Tenía miedo de la oscuridad incluso cuando estaba en su habitación, con el resplandor de la farola de la calle que se filtraba por la ventana. Pensó que, si tenía que pasar la noche allí, se moriría de terror.

Una parte de su ser deseaba correr. Daba igual que la corriente de agua la condujera hasta la gente al final, todo eso eran idioteces propias de La casa de la pradera. Seguía el arroyo desde hacía kilómetros, y sólo la había llevado hacia más insectos. Quería huir de ellos, huir en cualquier dirección que no presentara dificultades. Huir y encontrar gente antes de que oscureciera. La idea era tan desquiciada que no la ayudó mucho. No alteró el dolor de sus ojos, desde luego (ni de las picaduras, que también le dolían), ni eliminó el sabor a cobre del miedo en su boca.

Trisha avanzó entre árboles tan juntos que casi estaban entrelazados, y salió a un pequeño claro en forma de media luna, donde el arroyo torcía a la izquierda. El claro, rodeado por arbustos y árboles, se le antojó un trozo de Edén.
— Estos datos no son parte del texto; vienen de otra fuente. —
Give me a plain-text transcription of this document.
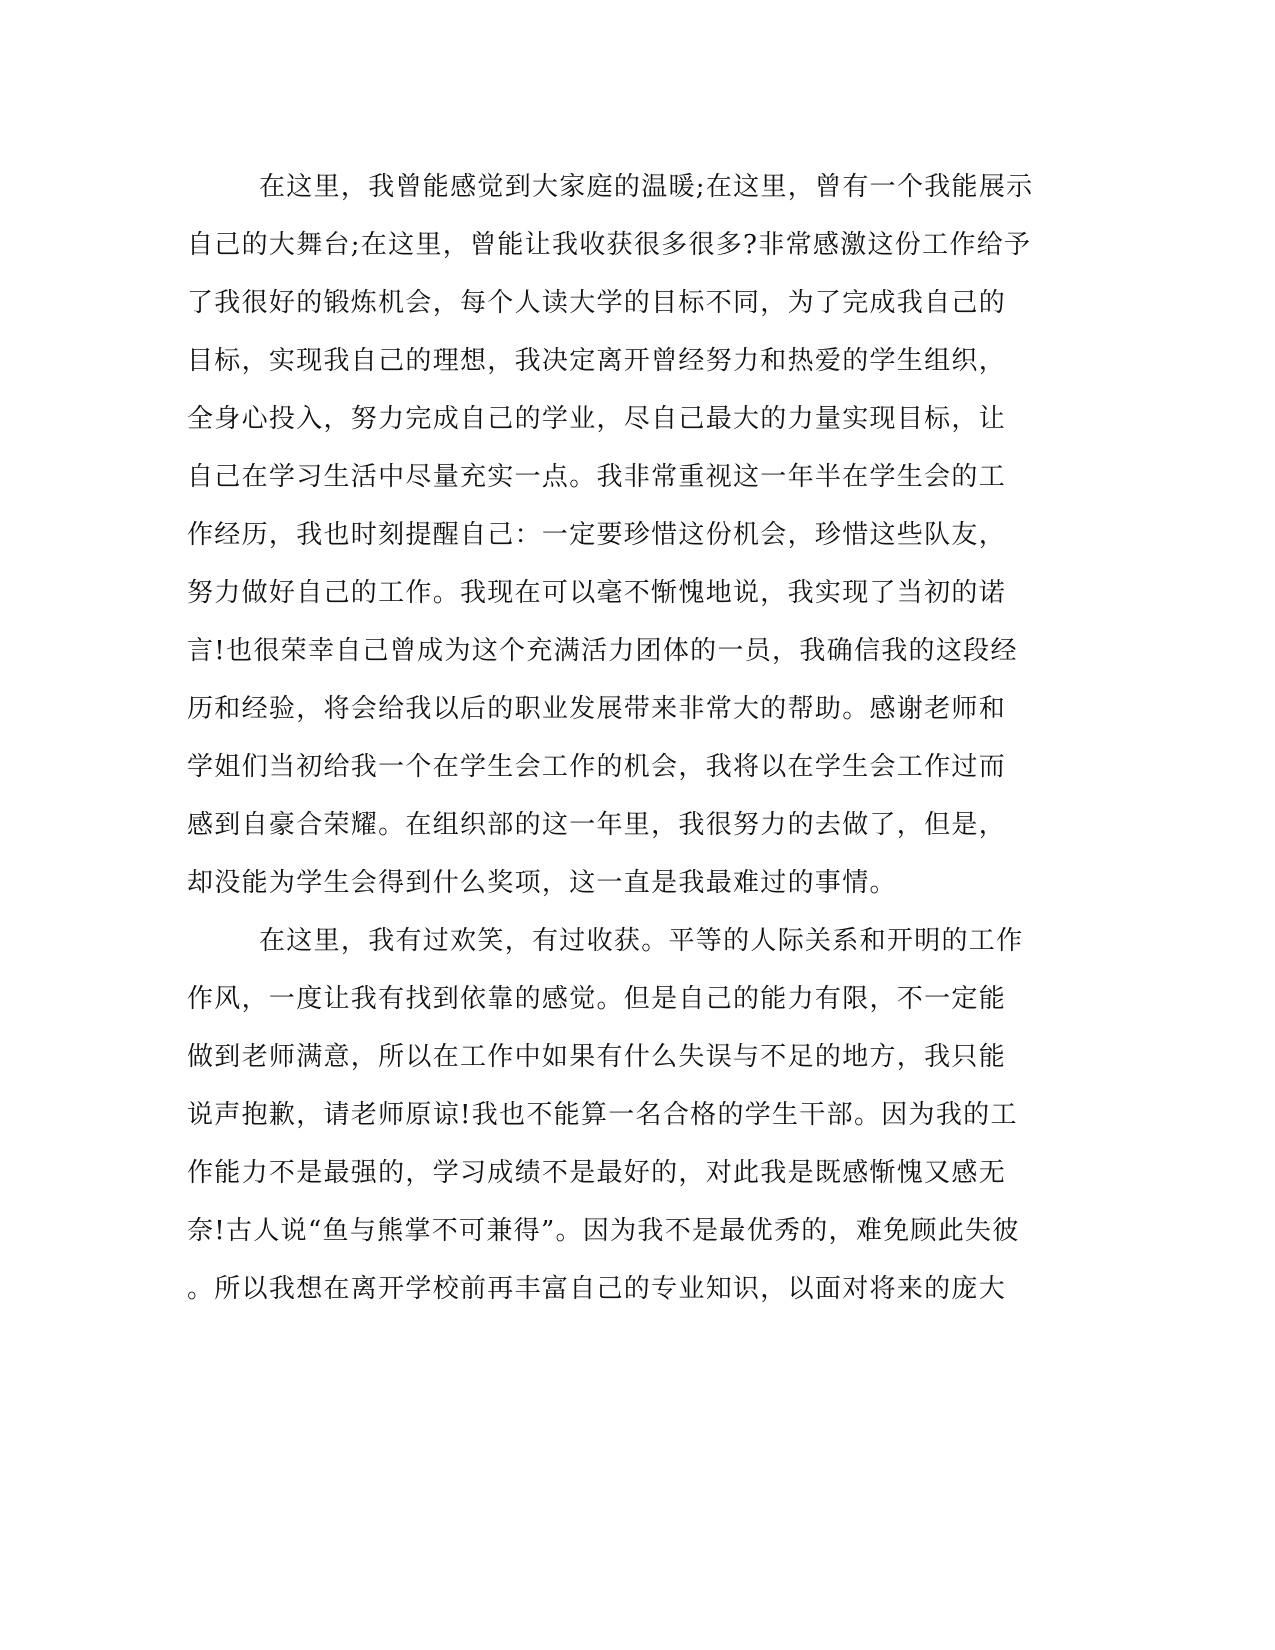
在这里，我曾能感觉到大家庭的温暖;在这里，曾有一个我能展示
自己的大舞台;在这里，曾能让我收获很多很多?非常感激这份工作给予
了我很好的锻炼机会，每个人读大学的目标不同，为了完成我自己的
目标，实现我自己的理想，我决定离开曾经努力和热爱的学生组织，
全身心投入，努力完成自己的学业，尽自己最大的力量实现目标，让
自己在学习生活中尽量充实一点。我非常重视这一年半在学生会的工
作经历，我也时刻提醒自己：一定要珍惜这份机会，珍惜这些队友，
努力做好自己的工作。我现在可以毫不惭愧地说，我实现了当初的诺
言!也很荣幸自己曾成为这个充满活力团体的一员，我确信我的这段经
历和经验，将会给我以后的职业发展带来非常大的帮助。感谢老师和
学姐们当初给我一个在学生会工作的机会，我将以在学生会工作过而
感到自豪合荣耀。在组织部的这一年里，我很努力的去做了，但是，
却没能为学生会得到什么奖项，这一直是我最难过的事情。
在这里，我有过欢笑，有过收获。平等的人际关系和开明的工作
作风，一度让我有找到依靠的感觉。但是自己的能力有限，不一定能
做到老师满意，所以在工作中如果有什么失误与不足的地方，我只能
说声抱歉，请老师原谅!我也不能算一名合格的学生干部。因为我的工
作能力不是最强的，学习成绩不是最好的，对此我是既感惭愧又感无
奈!古人说“鱼与熊掌不可兼得”。因为我不是最优秀的，难免顾此失彼
。所以我想在离开学校前再丰富自己的专业知识，以面对将来的庞大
Hasta había un árbol caído que servía de banco.

Trisha se sentó sobre él, cerró los ojos y trató de rezar para que la rescataran. Pedir a Dios que su walkman no se hubiera roto había sido fácil, porque lo había hecho sin pensar. No obstante, rezar le resultó más difícil. Sus padres no eran devotos. Su madre era una católica no practicante, y su padre, por lo que Trisha sabía, nunca había practicado nada, y ahora se descubría perdida y sin vocabulario. Dijo el Padrenuestro, que surgió de su boca monótono e incómodo, tan útil como un abrelatas eléctrico en aquellos parajes. Abrió los ojos, paseó la vista alrededor, observó que la atmósfera estaba virando a gris y enlazó las manos con nerviosismo.
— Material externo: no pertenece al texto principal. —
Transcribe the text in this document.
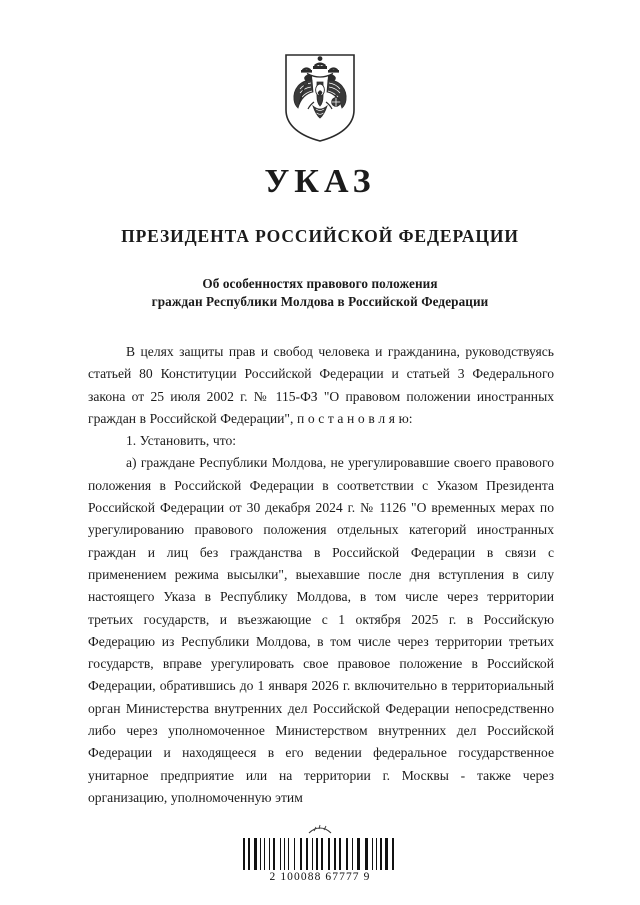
УКАЗ
ПРЕЗИДЕНТА РОССИЙСКОЙ ФЕДЕРАЦИИ
Об особенностях правового положения
граждан Республики Молдова в Российской Федерации

В целях защиты прав и свобод человека и гражданина, руководствуясь статьей 80 Конституции Российской Федерации и статьей 3 Федерального закона от 25 июля 2002 г. № 115-ФЗ "О правовом положении иностранных граждан в Российской Федерации", п о с т а н о в л я ю:

1. Установить, что:

а) граждане Республики Молдова, не урегулировавшие своего правового положения в Российской Федерации в соответствии с Указом Президента Российской Федерации от 30 декабря 2024 г. № 1126 "О временных мерах по урегулированию правового положения отдельных категорий иностранных граждан и лиц без гражданства в Российской Федерации в связи с применением режима высылки", выехавшие после дня вступления в силу настоящего Указа в Республику Молдова, в том числе через территории третьих государств, и въезжающие с 1 октября 2025 г. в Российскую Федерацию из Республики Молдова, в том числе через территории третьих государств, вправе урегулировать свое правовое положение в Российской Федерации, обратившись до 1 января 2026 г. включительно в территориальный орган Министерства внутренних дел Российской Федерации непосредственно либо через уполномоченное Министерством внутренних дел Российской Федерации и находящееся в его ведении федеральное государственное унитарное предприятие или на территории г. Москвы - также через организацию, уполномоченную этим

2 100088 67777 9
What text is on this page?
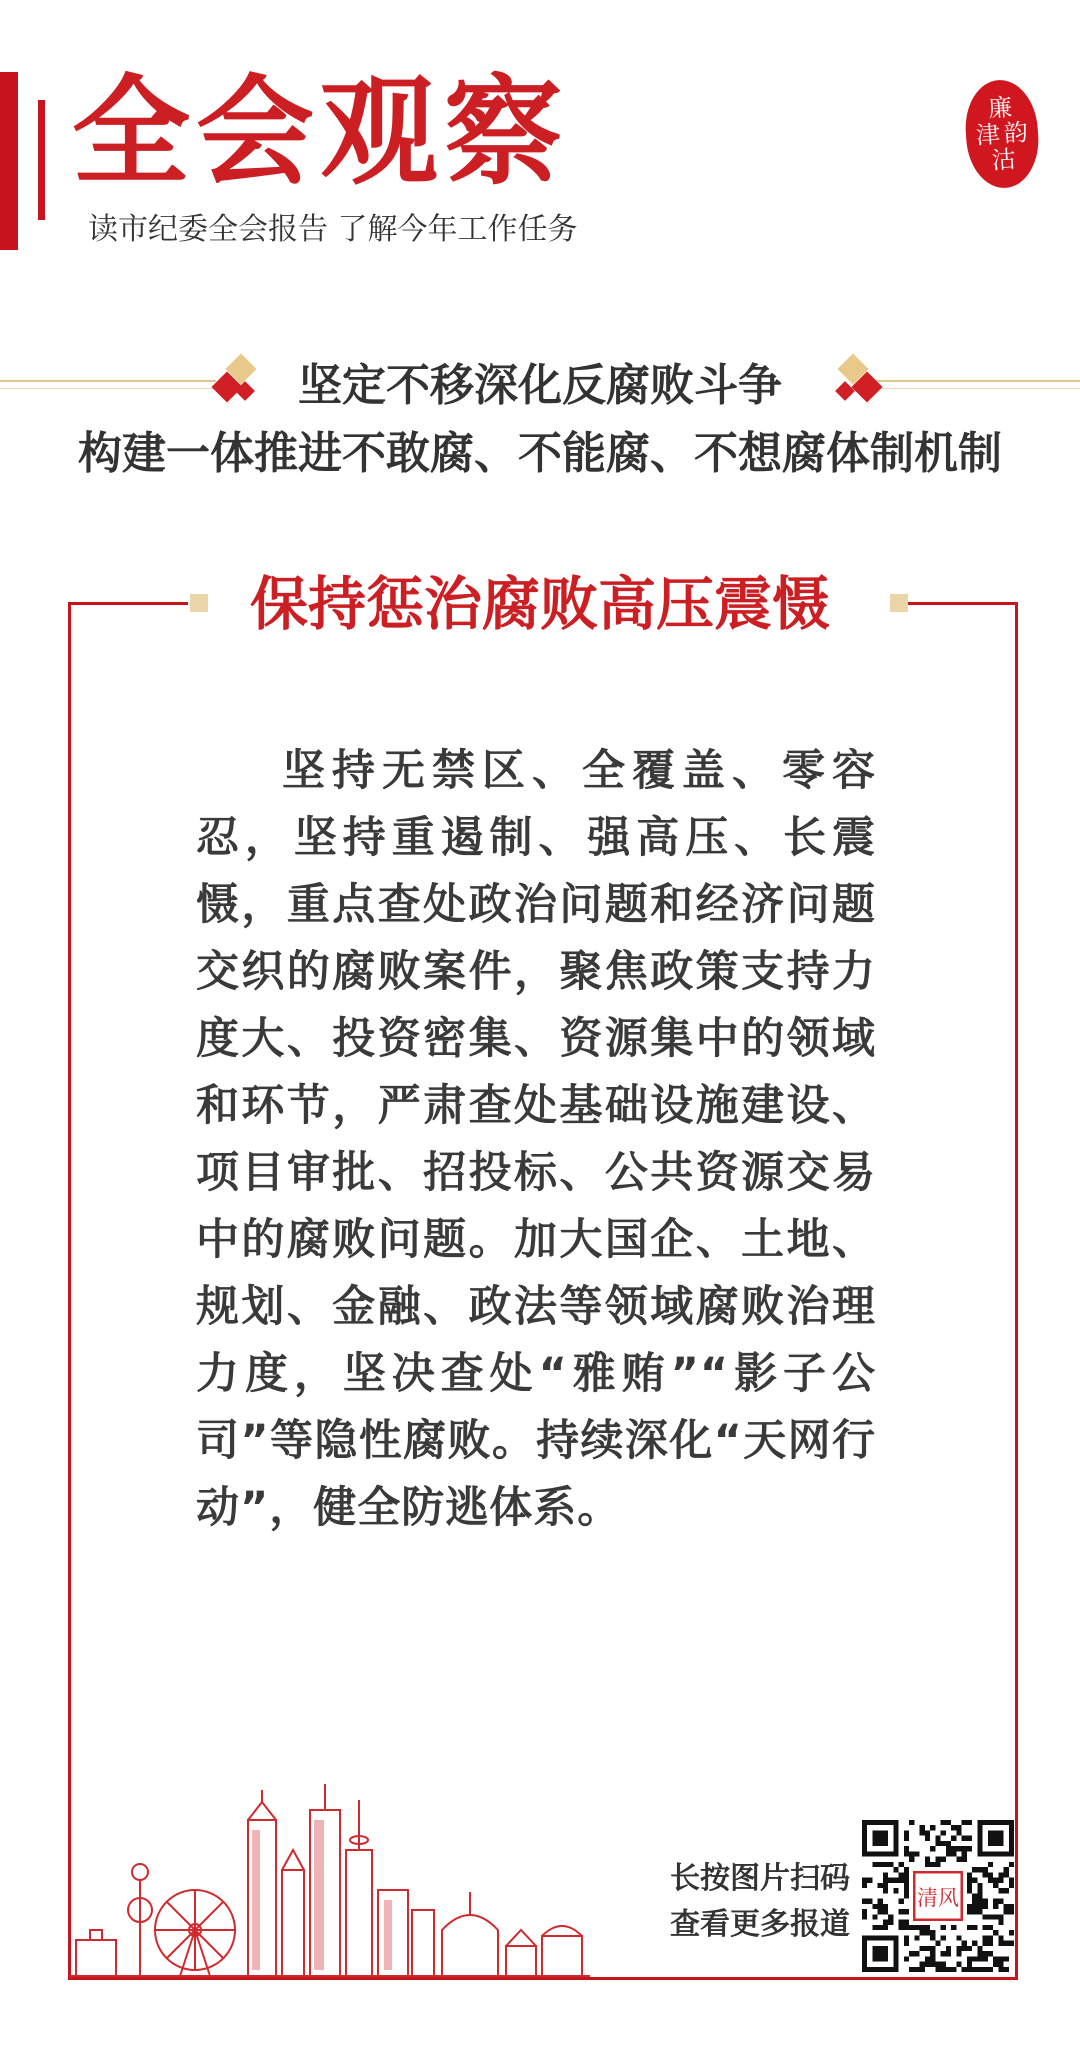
全会观察
读市纪委全会报告 了解今年工作任务
廉
津 韵
沽
坚定不移深化反腐败斗争
构建一体推进不敢腐、不能腐、不想腐体制机制
保持惩治腐败高压震慑
坚持无禁区、全覆盖、零容忍，坚持重遏制、强高压、长震慑，重点查处政治问题和经济问题交织的腐败案件，聚焦政策支持力度大、投资密集、资源集中的领域和环节，严肃查处基础设施建设、项目审批、招投标、公共资源交易中的腐败问题。加大国企、土地、规划、金融、政法等领域腐败治理力度，坚决查处“雅贿”“影子公司”等隐性腐败。持续深化“天网行动”，健全防逃体系。
长按图片扫码
查看更多报道
清风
No recordaba haber hablado con su madre de temas espirituales, pero había preguntado a su padre, no hacía ni un mes, si creía en Dios. Estaban en el pequeño patio trasero de su padre, en Malden, comiendo los cucuruchos de helado que vendía el hombre de Sunny Treat, que aún pasaba en su camioneta blanca (pensar en Sunny Treat le dio ganas de llorar otra vez). Pete estaba «en el parque», como decían en Malden, haraganeando con sus antiguos amigos.

—Dios —había dicho papá, paladeando la palabra como si fuera un nuevo sabor de helado, vainilla con Dios en lugar de vainilla con avellanas—. ¿Por qué lo preguntas, corazón?

Ella meneó la cabeza, porque no lo sabía. Ahora, sentada en el tronco caído, en aquel ocaso nublado de junio, se le ocurrió una idea aterradora: ¿Se lo habría preguntado porque algo en su interior había presagiado la odisea que se avecinaba? ¿Había decidido que iba a necesitar un pequeño Dios para sobrevivir, y la había iluminado?

—Dios —había dicho Larry McFarland, mientras lamía su helado—. Dios; bien, Dios…

Pensó un rato más. Trisha guardó silencio, en tanto observaba el pequeño patio de papá, que necesitaba una buena poda de césped, y le concedía todo el tiempo que necesitaba.

—Te diré en lo que creo —dijo el hombre por fin—. Creo en el Subaudible.

—¿Sub qué?

Le había mirado, sin saber si estaba bromeando. Su expresión no lo indicaba.

—El Subaudible. ¿Te acuerdas cuando vivíamos en Fore Street?

Pues claro que recordaba la casa de Fore Street. A tres manzanas de donde estaban, cerca del límite de Lynn. Una casa más grande que ésta, con un patio trasero más grande, cuyo césped papá siempre había segado. Cuando Sanford sólo existía para ir a ver a los abuelos y las vacaciones de verano y Pepsi Robichaud sólo era su amiga de verano y simular el ruido de pedos con el brazo doblado era lo más divertido del mundo… salvo los pedos de verdad, por supuesto. En Fore Street, la cocina no olía a cerveza rancia como la de esta casa. Asintió, pues lo recordaba muy bien.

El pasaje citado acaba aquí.